With so many different decisions arising from the application of Bruen, the Supreme Court will likely have to weigh in again on how courts should determine what restrictions are allowable under the seems poised to hear a series of challenges to laws and regulations put forward by the “historical tradition” test.

The justices have already heard oral arguments in United States v. Rahimi, which could offer the earliest opportunity for more clarity on how courts should apply Bruen to modern gun control measures. A decision in that case is highly anticipated because it could affect the courses of several ongoing lawsuits and appeals.

 Even more recently, the justices seemed split on whether “bump stocks” – items that can be used to increase the firing rates of rifles — could be banned after the Fifth Circuit Court of Appeals struck down a 2018 regulation that outlawed the devices. A decision on bump stocks would likely offer insight into how the nation’s highest court will react to challenges to other new firearm technologies that skirt existing rules, like ghost guns.

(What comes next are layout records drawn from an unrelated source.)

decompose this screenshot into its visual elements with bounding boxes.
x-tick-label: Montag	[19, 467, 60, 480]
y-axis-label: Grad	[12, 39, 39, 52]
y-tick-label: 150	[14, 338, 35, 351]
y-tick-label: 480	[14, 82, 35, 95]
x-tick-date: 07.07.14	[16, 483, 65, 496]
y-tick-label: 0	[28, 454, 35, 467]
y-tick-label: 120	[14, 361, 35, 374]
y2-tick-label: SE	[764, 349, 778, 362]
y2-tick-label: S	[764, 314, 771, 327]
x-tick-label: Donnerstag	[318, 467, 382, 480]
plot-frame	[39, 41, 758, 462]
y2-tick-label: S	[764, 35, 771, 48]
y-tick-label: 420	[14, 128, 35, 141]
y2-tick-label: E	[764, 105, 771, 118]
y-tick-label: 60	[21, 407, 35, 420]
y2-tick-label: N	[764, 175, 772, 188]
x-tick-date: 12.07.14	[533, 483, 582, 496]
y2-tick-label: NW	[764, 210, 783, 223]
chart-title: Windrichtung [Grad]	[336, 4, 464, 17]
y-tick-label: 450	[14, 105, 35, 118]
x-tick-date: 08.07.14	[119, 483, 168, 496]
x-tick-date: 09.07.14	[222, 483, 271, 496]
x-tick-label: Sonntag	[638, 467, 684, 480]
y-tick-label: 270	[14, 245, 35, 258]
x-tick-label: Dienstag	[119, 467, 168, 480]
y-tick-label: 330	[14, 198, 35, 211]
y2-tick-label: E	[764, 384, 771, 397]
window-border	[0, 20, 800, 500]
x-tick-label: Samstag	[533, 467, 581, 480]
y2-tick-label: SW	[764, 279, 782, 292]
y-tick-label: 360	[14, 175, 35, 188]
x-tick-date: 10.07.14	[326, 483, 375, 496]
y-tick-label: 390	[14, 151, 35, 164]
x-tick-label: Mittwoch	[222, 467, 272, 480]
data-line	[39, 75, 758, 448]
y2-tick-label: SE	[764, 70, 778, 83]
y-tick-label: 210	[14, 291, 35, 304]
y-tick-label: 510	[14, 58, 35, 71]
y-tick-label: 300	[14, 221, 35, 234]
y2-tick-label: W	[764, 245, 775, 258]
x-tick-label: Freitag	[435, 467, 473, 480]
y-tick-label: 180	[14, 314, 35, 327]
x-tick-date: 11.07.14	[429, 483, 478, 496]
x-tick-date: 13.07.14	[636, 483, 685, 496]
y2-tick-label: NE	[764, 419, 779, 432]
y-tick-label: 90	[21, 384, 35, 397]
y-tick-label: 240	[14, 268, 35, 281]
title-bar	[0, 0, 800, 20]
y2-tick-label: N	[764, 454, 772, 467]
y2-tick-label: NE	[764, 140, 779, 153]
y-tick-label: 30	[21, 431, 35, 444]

Nobody knows how the SCOTUS justices will ultimately rule on these disputes, or whether the Bruen rule could be replaced or modified in a new landmark ruling. So far, the nation’s highest court has indicated some pliability on what is seen as a firm pro-gun posture. Recently, the Supreme Court allowed Illinois’ challenged assault weapons ban to remain in effect pending appeal from the Seventh Circuit, leaving gun control advocates hopeful that Bruen might allow for modern regulations of firearms after all.

Note: The author of this blog was employed by the Rhode Island Office of the Attorney General but had no involvement in Ocean State Tactical v. Rhode Island.